We left our ‘victimhood’ behind and took our ‘success’ with us as we left by telling SIPO that if they believed that the legislation under which they were required to operate somehow trumped our required role in rule, and in law, to politically campaign, then they would have to do what they would have to do.
And they did. Letters followed. Strong letters. Threats were contained in them too about what would happen if we didn’t ‘comply’ with their demands. We answered politely but firmly, assuring them that we would continue with our campaigning. Eventually, they made a formal complaint to An Garda Siochana. As one of two named persons of a form in SIPO’s office I was interviewed twice. A couple of others were interviewed too. I had our rule book and the Trade Union Acts with me. The Gardai (Detectives they were as it happened) were very nice. Understanding. Professional. I could perhaps say ‘embarrassed’, but I can’t read minds. They explained that they would have to send a file to the Director of Public Prosecutions (DPP). I explained that I understood. I explained that if the Trade Union Acts were trumped by the legislation enacting SIPO, then it was clearly a matter for the Courts anyway. Nobody had told the Trade Union movement about it though. Nobody had explained this in the Oireachtas when the legislation was enacted. I’m quite sure that there would be nothing in the notes, records or transcripts of the discussions and debates that led to the SIPO legislation being enacted that cut across trade unions’ rights to campaign in accordance with rule and already existing law. And there had been no widespread public concern about trade union campaigning being a contributor to the issues SIPO were established to address. And neither had there been any Primetime expose of corruption in the trade union movement.
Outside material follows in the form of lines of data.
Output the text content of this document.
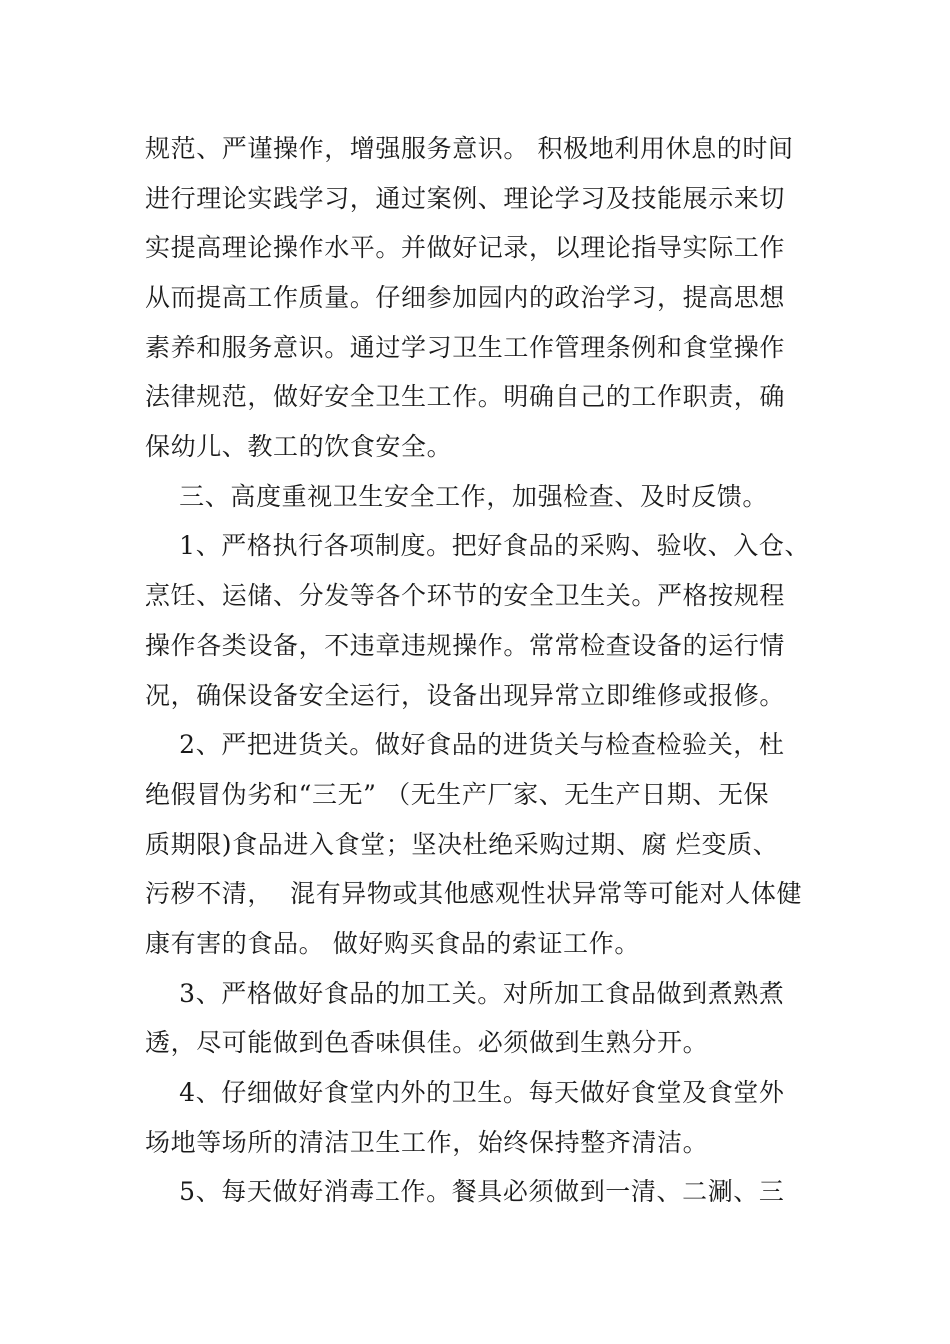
规范、严谨操作，增强服务意识。 积极地利用休息的时间
进行理论实践学习，通过案例、理论学习及技能展示来切
实提高理论操作水平。并做好记录，以理论指导实际工作
从而提高工作质量。仔细参加园内的政治学习，提高思想
素养和服务意识。通过学习卫生工作管理条例和食堂操作
法律规范，做好安全卫生工作。明确自己的工作职责，确
保幼儿、教工的饮食安全。
三、高度重视卫生安全工作，加强检查、及时反馈。
1、严格执行各项制度。把好食品的采购、验收、入仓、
烹饪、运储、分发等各个环节的安全卫生关。严格按规程
操作各类设备，不违章违规操作。常常检查设备的运行情
况，确保设备安全运行，设备出现异常立即维修或报修。
2、严把进货关。做好食品的进货关与检查检验关，杜
绝假冒伪劣和“三无” （无生产厂家、无生产日期、无保
质期限)食品进入食堂；坚决杜绝采购过期、腐 烂变质、
污秽不清，  混有异物或其他感观性状异常等可能对人体健
康有害的食品。 做好购买食品的索证工作。
3、严格做好食品的加工关。对所加工食品做到煮熟煮
透，尽可能做到色香味俱佳。必须做到生熟分开。
4、仔细做好食堂内外的卫生。每天做好食堂及食堂外
场地等场所的清洁卫生工作，始终保持整齐清洁。
5、每天做好消毒工作。餐具必须做到一清、二涮、三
Was somebody missing the point?
Anyway, it has come to pass that the DPP has deliberated on the matter and that there is no case to answer. The Detectives involved have formally advised us of this. They have also advised us that SIPO may continue to make complaints. And so they may.
For my part, I’m looking forward to the RTE Primetime Special outlining the work done since 2015 to clean up the issues SIPO were set up to pursue. After all, if they have spent the same effort going after the truly corrupt in Ireland as they have after trade unions doing their job, it should be some show.